In fact, the presence of the UFO in the picture remained undiscovered for a decade, during which engineers studied the old film for a separate project. Out of all the pictures, only a single frame, time-stamped at 8:25 a.m., contains the metal disc in it. Researchers estimate the object’s size somewhere between 120 to 220 feet in diameter when it flew low over the rainforest that day in 1971.

New York Times reporter Leslie Kean called the UFO photo the ‘best ever’ released

“There was this disc object and you clearly see the sun reflecting off this round object that’s got a little dot on the top,” Kean said. “And what’s important about it is that it was a government photo.”

Luis Elizondo, former director of AATIP, a secret investigatory effort funded by the U.S. government to study unidentified flying objects, essentially admitted that sightings still occur to this day.

“Although I was not around during this incident, pilot reports of smooth, shiny, lenticular craft are not new,” Elizondo said. “In fact, even to this day, pilots, both civilian and military, continue to witness these types of craft. And oftentimes, they display performance capabilities well beyond state of the art.”

Though no official government agency has commented on the photo in question yet, nobody has debunked it, either. Photography experts corroborate the authenticity of the photo, meaning that Loaiza did not doctor or double expose the original.

How the photo made it to the mainstream

Fifty years after the object’s flight, UAPMedia acquired a ‘drum scan’ copy of the photograph from a Costa Rican citizen. A drum scanner is akin to an expensive digital camera. Photographers use drum scanners to scan reflective and transparent materials up to an extremely high resolution.

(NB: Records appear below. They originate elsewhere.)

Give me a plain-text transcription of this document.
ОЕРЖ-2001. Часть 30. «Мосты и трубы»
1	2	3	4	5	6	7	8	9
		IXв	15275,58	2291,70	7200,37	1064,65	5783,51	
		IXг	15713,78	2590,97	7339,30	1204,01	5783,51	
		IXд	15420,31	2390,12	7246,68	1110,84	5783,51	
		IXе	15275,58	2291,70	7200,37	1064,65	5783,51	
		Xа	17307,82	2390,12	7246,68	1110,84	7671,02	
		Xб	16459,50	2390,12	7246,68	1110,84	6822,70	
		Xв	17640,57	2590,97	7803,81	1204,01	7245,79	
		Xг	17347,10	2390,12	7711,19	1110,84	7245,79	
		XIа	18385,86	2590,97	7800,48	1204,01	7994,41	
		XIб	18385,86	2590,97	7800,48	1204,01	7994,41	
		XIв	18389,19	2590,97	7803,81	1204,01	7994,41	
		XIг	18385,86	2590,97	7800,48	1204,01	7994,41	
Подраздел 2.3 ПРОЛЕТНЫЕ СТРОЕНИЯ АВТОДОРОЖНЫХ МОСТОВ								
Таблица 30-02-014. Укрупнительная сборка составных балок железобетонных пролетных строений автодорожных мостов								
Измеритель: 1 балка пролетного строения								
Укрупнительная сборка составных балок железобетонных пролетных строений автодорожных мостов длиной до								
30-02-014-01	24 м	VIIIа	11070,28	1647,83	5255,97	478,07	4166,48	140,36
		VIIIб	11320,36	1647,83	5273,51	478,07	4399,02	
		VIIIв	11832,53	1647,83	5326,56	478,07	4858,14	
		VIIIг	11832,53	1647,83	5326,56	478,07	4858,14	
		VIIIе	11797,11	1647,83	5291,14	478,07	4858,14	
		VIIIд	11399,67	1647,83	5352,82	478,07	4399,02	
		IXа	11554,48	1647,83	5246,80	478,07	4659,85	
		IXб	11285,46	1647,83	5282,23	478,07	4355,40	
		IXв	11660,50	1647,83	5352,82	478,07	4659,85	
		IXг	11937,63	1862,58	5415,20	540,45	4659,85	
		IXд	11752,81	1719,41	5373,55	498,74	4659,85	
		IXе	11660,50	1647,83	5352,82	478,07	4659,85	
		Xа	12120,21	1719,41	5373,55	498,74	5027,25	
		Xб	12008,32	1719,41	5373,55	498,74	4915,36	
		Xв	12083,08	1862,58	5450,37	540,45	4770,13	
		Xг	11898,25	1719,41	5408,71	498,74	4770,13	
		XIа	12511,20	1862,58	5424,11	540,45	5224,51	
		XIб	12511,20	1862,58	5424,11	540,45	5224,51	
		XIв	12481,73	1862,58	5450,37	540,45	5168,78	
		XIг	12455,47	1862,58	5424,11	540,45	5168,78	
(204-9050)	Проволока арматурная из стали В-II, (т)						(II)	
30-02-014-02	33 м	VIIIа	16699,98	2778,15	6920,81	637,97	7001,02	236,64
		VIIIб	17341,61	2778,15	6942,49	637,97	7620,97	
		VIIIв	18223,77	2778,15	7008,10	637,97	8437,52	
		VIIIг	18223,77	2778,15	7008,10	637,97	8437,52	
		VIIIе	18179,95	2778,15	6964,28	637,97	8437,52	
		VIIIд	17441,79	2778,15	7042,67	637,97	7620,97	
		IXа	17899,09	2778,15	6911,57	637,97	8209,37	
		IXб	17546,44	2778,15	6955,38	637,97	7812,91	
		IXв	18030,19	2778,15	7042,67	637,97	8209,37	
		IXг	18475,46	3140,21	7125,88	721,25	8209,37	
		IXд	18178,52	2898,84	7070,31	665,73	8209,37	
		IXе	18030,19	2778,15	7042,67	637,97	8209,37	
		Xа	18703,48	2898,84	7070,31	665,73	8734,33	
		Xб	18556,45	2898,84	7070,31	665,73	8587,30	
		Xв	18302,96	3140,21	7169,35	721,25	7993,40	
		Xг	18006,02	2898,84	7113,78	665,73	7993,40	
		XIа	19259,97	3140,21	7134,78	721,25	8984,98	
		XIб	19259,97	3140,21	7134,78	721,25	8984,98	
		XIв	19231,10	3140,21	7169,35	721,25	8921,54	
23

Drum scanners reproduce the image with analog light, delivering the most detail possible in each color channel. The machine then converts the reproduced image into a digital file.

Therefore, thanks to modern technology, UFO enthusiasts can now see the reproduced contact negative (the original resides in a Costa Rican museum) in a new, exciting, highly-detailed light. The contents of the photo, of course, remain a high-resolution mystery from a bygone era.